En effet, le roman raconte le
procès d’un homme, Joseph K, qui se voit arrêté de manière grotesque et
inculquer un procès qui semble ardu à mener. Les dialogues, mais
particulièrement les endroits où se déroulent les scènes du romans sont d’une
absurdité magnifique, et si bien construite qu’on se surprend à y croire.
Le beau de l’histoire est l’accent
sur le processus et non sur la cause; peut-être gâche-je un punch incroyable de
l’histoire, mais je le révèle tout de même : tout au long du livre, nous
ne saurons jamais pourquoi Monsieur K. se voit imposer ce procès. Pire que ça :
passé le premier chapitre, on cesse même de se demander quelle est la cause de
cette mise en justice. L’auteur manie l’esprit du lecteur avec habileté. Son
principal moyen de manœuvre? L’ambiance du roman, et le personnage principal.
Même lui se fait prendre au jeu! Il finit par entrer dans le processus
judiciaire et oubli de clamer son innocence dont il oublie finalement l’existence.
Franz Kafka nous emporte a un point si haut que la question de savoir s’il est
coupable de quelque chose ou non nous importe peu.

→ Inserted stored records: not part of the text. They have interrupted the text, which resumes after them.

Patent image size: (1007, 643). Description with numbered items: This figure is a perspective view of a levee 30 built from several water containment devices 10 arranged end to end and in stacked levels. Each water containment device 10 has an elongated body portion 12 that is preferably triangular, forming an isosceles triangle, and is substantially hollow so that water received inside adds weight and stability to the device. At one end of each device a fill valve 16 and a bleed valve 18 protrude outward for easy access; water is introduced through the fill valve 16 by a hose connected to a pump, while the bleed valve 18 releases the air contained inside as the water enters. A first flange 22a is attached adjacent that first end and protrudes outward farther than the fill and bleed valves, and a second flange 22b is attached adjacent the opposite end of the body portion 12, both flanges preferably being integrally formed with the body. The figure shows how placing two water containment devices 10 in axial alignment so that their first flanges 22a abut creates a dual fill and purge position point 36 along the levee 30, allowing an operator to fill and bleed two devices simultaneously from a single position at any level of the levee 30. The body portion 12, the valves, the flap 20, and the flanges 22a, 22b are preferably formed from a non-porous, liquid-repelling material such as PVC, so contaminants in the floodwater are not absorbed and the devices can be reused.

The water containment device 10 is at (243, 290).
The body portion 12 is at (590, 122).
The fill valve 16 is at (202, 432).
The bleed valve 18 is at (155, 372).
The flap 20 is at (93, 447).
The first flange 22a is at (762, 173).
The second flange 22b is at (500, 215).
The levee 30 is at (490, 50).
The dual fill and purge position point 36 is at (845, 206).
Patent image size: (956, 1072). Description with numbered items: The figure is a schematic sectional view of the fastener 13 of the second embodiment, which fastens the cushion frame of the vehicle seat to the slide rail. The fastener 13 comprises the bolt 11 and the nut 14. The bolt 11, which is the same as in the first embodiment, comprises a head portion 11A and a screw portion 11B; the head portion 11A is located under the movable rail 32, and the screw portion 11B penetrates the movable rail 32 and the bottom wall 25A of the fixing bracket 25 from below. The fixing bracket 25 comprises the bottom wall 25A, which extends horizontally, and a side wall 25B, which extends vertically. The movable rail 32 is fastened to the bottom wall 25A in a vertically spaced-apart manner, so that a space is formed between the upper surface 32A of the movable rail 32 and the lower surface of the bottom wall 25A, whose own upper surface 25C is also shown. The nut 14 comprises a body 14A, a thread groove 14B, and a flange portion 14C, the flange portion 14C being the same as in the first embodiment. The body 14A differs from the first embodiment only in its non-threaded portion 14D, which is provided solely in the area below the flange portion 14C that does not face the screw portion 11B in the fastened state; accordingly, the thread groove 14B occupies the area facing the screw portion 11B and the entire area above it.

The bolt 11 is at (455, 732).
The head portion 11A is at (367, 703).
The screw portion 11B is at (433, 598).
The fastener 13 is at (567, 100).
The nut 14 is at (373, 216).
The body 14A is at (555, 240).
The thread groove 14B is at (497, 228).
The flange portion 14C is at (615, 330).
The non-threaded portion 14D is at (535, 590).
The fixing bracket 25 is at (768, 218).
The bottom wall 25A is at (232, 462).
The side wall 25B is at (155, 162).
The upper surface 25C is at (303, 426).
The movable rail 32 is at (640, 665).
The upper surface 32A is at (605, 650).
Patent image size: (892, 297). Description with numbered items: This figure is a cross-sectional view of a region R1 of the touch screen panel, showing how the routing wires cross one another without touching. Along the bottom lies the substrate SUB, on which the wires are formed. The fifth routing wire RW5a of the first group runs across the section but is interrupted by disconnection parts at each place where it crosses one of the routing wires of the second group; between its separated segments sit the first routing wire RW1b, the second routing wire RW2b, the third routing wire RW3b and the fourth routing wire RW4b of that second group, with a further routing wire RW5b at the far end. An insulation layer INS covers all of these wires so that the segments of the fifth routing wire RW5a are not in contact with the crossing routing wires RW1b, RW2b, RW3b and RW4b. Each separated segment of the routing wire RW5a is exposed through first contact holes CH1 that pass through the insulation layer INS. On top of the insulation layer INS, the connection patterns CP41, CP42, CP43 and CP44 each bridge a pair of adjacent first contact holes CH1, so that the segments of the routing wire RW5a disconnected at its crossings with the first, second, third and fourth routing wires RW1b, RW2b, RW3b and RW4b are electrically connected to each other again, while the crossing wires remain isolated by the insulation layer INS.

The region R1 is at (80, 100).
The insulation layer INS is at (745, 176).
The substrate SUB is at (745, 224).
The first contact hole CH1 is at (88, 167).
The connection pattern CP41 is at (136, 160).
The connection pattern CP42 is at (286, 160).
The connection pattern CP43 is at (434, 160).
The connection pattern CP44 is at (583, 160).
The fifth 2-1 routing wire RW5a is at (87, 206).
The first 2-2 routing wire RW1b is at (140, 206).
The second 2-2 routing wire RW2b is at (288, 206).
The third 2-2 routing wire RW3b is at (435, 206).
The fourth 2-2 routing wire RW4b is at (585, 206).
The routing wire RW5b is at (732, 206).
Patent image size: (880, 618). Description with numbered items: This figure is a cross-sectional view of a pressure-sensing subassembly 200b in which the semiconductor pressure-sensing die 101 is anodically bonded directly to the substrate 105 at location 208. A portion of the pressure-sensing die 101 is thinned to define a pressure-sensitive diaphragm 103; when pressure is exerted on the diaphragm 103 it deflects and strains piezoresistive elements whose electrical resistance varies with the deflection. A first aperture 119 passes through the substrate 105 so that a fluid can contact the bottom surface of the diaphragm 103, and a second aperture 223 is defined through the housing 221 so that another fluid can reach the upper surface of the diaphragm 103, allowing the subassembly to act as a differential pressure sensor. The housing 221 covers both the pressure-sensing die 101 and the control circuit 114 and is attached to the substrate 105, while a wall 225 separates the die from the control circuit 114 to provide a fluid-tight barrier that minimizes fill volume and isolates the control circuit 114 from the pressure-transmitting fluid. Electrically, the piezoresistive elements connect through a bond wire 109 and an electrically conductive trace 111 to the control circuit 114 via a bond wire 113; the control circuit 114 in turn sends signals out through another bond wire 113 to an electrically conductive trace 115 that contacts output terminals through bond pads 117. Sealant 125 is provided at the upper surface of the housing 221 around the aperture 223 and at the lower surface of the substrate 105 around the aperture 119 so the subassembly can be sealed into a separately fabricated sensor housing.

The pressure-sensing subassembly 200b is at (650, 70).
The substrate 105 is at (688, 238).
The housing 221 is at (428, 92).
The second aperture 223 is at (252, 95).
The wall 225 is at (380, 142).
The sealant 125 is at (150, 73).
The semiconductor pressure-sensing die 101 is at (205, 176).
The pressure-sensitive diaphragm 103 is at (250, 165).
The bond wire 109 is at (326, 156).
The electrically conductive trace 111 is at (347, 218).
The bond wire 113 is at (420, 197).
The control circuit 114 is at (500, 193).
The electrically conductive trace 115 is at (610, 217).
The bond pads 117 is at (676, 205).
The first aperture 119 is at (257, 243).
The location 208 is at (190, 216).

Les questions existentielles camouflées
fusent de tous les côtés tout au long du roman; la confiance aveugle qu’a un
peuple envers une certaine hiérarchie, envers
le système judiciaire. Pourquoi un personnage, qui nous semble à première vue
vrai et sensé, réagit-il avec l’absurdité qui forge les situations dans
lesquelles il se retrouve? Quel est la pertinence de se battre pour sa liberté
judiciaire alors que le monde entier est emprisonné par des lois incohérentes
et oui, absurdes?
J’ai adoré l’état d’esprit dans
lequel je me suis plongée à chaque fois que j’ai ouvert ce livre. Bien qu’à la
lecture on puisse trouver quelques longueurs, au final, le lecteur constate que
ces bouts qui pouvaient sembler à première vue superflus ont, en réalité, leur
raison d’être et sont essentiels à l’histoire.
Un chef d’œuvre bien construit
comme je n’en avais pas lu depuis longtemps.